26 God sprak: “Laat ons den mens maken als ons beeld, op ons gelijkend; hij heerse over de vissen der zee, de vogels in de lucht, de viervoetige dieren, en over heel de aarde met alles, wat er op kruipt.”
神はまた言われた、「われわれのかたちに、われわれにかたどって人を造り、これに海の魚と、空の鳥と、家畜と、地のすべての獣と、地のすべての這うものとを治めさせよう」。
27 En God schiep den mens als zijn beeld. Als het beeld van God schiep Hij hem; Man en vrouw schiep Hij hen.
神は自分のかたちに人を創造された。すなわち、神のかたちに創造し、男と女とに創造された。
28 Toen zegende God ze, en sprak tot hen: “Weest vruchtbaar en vermenigvuldigt u; bevolkt de aarde en onderwerpt haar; heerst over de vissen der zee, de vogels in de lucht en over alle levende wezens, die zich op de aarde bewegen.”
神は彼らを祝福して言われた、「生めよ、ふえよ、地に満ちよ、地を従わせよ。また海の魚と、空の鳥と、地に動くすべての生き物とを治めよ」。
29 God sprak: “Zie, Ik geef u al het zaaddragend gewas op de hele aarde, met alle bomen, die zaadvruchten dragen; die zullen u tot voedsel dienen.

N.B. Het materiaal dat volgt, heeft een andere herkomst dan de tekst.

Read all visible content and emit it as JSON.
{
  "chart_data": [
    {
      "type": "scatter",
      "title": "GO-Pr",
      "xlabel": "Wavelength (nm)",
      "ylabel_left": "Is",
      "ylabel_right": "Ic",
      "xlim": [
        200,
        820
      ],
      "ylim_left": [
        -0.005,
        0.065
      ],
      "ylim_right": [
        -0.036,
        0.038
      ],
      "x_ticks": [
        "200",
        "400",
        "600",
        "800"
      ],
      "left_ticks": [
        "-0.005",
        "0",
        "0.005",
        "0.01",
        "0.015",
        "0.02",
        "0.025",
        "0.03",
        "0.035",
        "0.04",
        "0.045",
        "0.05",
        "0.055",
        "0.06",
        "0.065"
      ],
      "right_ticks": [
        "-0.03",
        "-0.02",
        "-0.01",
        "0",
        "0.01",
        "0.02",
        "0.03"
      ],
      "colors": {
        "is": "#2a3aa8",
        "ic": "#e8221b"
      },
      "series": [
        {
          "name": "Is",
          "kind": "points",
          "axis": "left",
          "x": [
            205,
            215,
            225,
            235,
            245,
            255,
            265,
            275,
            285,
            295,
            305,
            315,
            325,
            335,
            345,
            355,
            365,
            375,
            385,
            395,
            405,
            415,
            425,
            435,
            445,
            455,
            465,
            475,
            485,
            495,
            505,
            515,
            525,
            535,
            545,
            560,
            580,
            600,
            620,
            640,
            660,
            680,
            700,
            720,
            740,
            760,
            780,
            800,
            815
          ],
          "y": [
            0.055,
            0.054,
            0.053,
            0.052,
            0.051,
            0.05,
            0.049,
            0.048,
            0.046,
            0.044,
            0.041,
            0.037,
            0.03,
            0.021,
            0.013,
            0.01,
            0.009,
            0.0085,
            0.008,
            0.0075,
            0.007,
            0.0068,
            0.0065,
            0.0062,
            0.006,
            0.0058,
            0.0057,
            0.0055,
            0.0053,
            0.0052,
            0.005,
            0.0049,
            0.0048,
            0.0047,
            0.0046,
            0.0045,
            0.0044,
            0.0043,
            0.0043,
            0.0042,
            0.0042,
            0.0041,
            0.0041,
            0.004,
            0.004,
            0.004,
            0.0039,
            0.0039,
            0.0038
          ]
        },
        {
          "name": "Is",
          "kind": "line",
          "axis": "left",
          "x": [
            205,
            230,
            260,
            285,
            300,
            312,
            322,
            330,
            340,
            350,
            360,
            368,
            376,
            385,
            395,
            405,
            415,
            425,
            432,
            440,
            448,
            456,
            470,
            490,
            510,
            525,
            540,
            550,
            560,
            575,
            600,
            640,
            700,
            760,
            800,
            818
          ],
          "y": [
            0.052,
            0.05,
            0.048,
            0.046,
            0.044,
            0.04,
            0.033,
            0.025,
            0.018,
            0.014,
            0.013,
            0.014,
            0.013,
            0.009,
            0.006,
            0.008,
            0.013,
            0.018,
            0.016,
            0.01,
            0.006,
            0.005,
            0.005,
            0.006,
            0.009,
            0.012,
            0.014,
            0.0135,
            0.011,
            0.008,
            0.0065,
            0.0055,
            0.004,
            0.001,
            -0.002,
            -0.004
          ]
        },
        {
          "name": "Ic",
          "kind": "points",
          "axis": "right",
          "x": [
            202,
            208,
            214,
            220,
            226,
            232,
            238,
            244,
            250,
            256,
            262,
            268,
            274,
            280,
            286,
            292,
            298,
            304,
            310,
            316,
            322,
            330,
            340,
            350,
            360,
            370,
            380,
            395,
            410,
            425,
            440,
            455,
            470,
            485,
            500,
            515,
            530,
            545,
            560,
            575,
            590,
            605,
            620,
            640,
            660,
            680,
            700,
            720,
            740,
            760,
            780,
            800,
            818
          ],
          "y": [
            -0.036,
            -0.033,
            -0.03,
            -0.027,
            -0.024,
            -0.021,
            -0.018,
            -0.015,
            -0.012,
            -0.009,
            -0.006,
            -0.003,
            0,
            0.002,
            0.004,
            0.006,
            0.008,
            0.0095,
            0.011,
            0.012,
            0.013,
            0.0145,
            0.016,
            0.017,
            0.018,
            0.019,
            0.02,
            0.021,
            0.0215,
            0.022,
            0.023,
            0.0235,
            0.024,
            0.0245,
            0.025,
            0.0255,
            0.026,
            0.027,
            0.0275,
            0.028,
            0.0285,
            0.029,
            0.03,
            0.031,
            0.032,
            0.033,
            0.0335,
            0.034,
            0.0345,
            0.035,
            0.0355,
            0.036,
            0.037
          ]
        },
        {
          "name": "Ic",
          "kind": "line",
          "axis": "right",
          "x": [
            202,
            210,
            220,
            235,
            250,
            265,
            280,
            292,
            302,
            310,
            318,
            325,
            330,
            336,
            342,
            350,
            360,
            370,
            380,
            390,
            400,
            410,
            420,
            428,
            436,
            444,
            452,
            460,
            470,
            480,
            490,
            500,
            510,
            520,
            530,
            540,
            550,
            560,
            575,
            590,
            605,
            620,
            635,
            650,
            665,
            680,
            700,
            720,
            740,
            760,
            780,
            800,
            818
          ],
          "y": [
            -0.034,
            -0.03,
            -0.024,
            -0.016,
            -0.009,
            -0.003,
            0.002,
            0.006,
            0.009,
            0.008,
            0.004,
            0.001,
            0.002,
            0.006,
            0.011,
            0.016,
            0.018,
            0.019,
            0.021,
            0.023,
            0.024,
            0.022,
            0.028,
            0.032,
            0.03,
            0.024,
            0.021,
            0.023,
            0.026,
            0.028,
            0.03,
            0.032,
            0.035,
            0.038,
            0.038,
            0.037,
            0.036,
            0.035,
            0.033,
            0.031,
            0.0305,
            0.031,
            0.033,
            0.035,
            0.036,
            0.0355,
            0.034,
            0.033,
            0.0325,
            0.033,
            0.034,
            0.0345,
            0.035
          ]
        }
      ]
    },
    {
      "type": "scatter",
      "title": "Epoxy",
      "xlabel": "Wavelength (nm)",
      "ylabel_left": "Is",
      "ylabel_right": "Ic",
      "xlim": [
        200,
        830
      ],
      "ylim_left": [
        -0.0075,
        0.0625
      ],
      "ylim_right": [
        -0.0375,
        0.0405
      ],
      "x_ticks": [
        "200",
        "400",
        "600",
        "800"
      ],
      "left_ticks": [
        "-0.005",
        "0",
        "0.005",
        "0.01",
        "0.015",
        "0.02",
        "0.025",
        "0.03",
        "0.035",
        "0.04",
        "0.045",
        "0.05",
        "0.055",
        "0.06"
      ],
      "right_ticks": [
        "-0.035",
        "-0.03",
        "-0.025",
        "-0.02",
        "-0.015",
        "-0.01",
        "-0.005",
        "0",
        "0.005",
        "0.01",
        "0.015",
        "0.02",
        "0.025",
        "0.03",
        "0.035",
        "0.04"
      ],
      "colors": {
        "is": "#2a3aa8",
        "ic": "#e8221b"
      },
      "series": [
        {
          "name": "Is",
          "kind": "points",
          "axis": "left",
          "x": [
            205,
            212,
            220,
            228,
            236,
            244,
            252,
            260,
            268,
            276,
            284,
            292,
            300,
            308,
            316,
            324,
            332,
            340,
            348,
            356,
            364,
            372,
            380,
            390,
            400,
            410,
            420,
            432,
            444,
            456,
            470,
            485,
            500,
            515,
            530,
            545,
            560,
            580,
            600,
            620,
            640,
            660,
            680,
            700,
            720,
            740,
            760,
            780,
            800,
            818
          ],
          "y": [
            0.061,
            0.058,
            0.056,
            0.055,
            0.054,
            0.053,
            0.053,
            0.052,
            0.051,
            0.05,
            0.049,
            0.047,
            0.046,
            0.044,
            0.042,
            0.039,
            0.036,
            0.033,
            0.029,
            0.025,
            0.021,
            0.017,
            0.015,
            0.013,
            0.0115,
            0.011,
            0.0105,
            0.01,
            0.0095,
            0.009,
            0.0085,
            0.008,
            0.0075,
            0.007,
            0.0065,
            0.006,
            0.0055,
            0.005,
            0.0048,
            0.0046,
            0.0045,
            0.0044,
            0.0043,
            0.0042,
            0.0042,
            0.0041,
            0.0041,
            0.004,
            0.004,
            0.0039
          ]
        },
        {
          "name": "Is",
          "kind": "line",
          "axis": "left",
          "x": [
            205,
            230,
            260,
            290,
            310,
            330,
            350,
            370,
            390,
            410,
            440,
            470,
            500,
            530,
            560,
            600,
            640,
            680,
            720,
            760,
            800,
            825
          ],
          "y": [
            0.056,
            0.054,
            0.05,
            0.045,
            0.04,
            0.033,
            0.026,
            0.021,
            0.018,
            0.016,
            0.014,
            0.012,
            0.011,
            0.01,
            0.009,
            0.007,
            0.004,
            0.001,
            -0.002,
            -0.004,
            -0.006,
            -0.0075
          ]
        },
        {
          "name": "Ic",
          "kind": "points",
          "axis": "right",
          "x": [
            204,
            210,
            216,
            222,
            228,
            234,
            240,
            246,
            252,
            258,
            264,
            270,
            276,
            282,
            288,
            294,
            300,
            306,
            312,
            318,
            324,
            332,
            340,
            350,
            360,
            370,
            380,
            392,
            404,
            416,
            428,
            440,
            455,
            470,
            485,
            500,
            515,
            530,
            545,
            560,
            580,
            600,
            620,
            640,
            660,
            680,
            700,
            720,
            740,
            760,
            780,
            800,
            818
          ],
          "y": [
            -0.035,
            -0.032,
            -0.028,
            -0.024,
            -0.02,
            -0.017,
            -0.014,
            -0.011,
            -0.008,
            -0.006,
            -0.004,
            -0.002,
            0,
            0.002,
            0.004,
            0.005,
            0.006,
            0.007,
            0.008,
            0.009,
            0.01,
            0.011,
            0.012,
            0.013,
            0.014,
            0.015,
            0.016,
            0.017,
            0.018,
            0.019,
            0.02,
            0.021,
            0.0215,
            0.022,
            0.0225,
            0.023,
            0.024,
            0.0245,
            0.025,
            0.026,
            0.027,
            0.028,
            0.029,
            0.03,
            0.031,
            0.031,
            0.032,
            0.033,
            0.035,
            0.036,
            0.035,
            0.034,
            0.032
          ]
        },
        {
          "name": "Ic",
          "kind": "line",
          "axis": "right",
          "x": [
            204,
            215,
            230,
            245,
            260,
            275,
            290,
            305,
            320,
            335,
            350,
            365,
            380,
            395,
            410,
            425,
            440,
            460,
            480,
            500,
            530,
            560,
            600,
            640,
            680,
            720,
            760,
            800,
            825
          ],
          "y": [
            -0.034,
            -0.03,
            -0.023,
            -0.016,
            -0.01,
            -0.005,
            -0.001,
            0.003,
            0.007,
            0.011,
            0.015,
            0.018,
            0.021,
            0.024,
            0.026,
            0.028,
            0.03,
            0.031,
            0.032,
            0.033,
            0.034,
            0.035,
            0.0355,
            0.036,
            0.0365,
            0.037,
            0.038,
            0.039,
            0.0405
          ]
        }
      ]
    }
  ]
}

神はまた言われた、「わたしは全地のおもてにある種をもつすべての草と、種のある実を結ぶすべての木とをあなたがたに与える。これはあなたがたの食物となるであろう。
30 Maar aan alle wilde beesten, aan alle vogels in de lucht, aan al wat beweegt en leeft op de aarde, geef Ik alle groene planten tot voedsel.” Zo geschiedde.
また地のすべての獣、空のすべての鳥、地を這うすべてのもの、すなわち命あるものには、食物としてすべての青草を与える」。そのようになった。
31 En God zag dat alles, wat Hij gemaakt had, zeer goed was. Weer werd het avond en morgen: de zesde dag.
神が造ったすべての物を見られたところ、それは、はなはだ良かった。夕となり、また朝となった。第六日である。